Il volto di una ragazza del vicinato, ma una personalità stravagante che vale la pena incontrare, si nasconde dietro il nome Marei.
Marina Žužič è una giovane cantante istriana di fama mondiale che con la sua voce, l’approccio provocatorio, la creatività e inventiva distintiva ed il supporto professionale di Danijel Damjanović crea successi piacevoli all’orecchio che si ascolteranno e canteranno a lungo.
In una lunga conversazione a Parenzo, Marei ci ha rivelato che in lei si nascondono due lati e che desidera l’equilibrio nella vita e creare il proprio suono facilmente riconoscibile. Per lei, non esiste un genere musicale ma solo una bella emozione che vuole condividere con il pubblico.

DUE LATI
– Mi descriverei come una persona curiosa e come un buon ascoltatore il che si collega al mio studio di management della comunicazione. Le persone mi dicono spesso come li piace parlare molto, ed io ricambio come mi piace ascoltare molto. Metto sempre l’ascolto in primo piano perché se non ho qualcosa d’intelligente da dire non dirò nulla, non mi intrometterò. Non mi piace. Se ascolto posso imparare di più che se parlo e mi attengo a questo e per me funziona. Sono creativa e mi piace sviluppare la mia creatività lavorando ed è per questo che faccio quello che faccio. Ho anche quest’altra parte che è organizzativa. Ho bisogno appunto di questo lato più commerciale per progredire nella vita, in che Danijel Damjanović mi aiuta molto. Ritengo che si deve dare da fare quando si vuole produrre qualcosa. Quando una persona creativa si attiva e decide di fare qualcosa, la creatività si risveglia in quel momento e ne trae il massimo.

EQUILIBRIO
– L’equilibrio mi è molto importante. Mi piace avere un equilibrio sia tra il lato creativo che quello business e tra il lato privato e quello business. Sono un grande amante della natura, ma se mi ritrovo nella natura per troppo tempo, allora mi comincia a mancare l’ambiente di lavoro a casa. Se, poi, per troppo tempo in un luogo chiuso, ho bisogno di fare una corsa nella natura. Vivo una vita sana e mi alleno, ma mi piace permettermi cose che non sono così tanto sane.
SUONO FACILMENTE RICONOSCIBILE
– Il mio obiettivo è creare un suono facilmente riconoscibile della mia musica per suscitare le emozioni nelle persone. Preferisco dire della nostra musica perché davvero insieme a Danijel tutto ciò che facciamo lo facciamo insieme. Oltre ad essere una cantante, sono anche una cantautrice. Mi ritrovo ancora negli inizi, ma canto molto più a lungo di quanto scrivo. Con la scrittura cerco davvero a dare quel qualcosa di mio che ognuno ha in sé e che può riconoscere in sé stesso. Molte persone mi chiedono che genere di musica canto. Non mi piacciono le generalizzazioni nella musica. Quando lavoro insieme a Danijel, introduciamo elementi che ci piacciono. Inseriamo elementi di vari generi nel nostro nuovo genere. È importante esprimere le emozioni. Ogni mia canzone esprime un’emozione diversa.
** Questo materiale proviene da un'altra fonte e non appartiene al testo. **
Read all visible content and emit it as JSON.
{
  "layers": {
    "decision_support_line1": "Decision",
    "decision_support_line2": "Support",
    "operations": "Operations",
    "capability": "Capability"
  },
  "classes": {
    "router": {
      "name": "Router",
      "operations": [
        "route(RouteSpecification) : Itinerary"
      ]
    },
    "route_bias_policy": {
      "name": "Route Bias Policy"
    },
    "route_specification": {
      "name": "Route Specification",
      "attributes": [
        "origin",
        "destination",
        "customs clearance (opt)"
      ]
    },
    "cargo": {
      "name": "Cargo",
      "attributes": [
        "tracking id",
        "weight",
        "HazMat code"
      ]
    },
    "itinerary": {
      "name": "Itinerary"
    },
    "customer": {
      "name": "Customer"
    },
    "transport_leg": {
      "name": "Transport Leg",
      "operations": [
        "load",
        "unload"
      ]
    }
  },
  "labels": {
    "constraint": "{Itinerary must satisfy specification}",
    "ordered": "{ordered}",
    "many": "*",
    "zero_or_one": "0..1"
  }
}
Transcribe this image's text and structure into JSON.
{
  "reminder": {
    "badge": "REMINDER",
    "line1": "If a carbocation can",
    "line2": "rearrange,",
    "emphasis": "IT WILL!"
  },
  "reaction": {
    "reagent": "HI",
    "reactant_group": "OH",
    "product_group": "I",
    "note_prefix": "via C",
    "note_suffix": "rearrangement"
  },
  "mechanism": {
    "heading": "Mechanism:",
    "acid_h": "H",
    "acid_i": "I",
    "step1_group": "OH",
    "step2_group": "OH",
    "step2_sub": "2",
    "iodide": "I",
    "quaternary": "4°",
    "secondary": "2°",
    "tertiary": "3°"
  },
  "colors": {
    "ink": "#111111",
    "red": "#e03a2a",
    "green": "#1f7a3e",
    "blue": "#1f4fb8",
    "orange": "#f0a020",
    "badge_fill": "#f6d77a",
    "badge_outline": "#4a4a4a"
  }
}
LA CONTINUA SCOPERTA DI SÉ
– Mi sto ancora scoprendo. Pensavo di voler cantare il jazz e mi piacevo davvero siccome mio fratello lo praticava. Ho ascoltato molto il jazz e sono sempre andata agli concerti jazz. Nel corso del tempo, cantando mi sono resa conto che non avevo assolutamente nulla a che fare con il jazz. In effetti, ho iniziato a scoprire la musica da sola piuttosto tardi, quindi non ho i miei artisti preferiti legati alla mia infanzia. Sei anni fa ho iniziato a scoprire il mio lato musicale e tutto ciò che amo.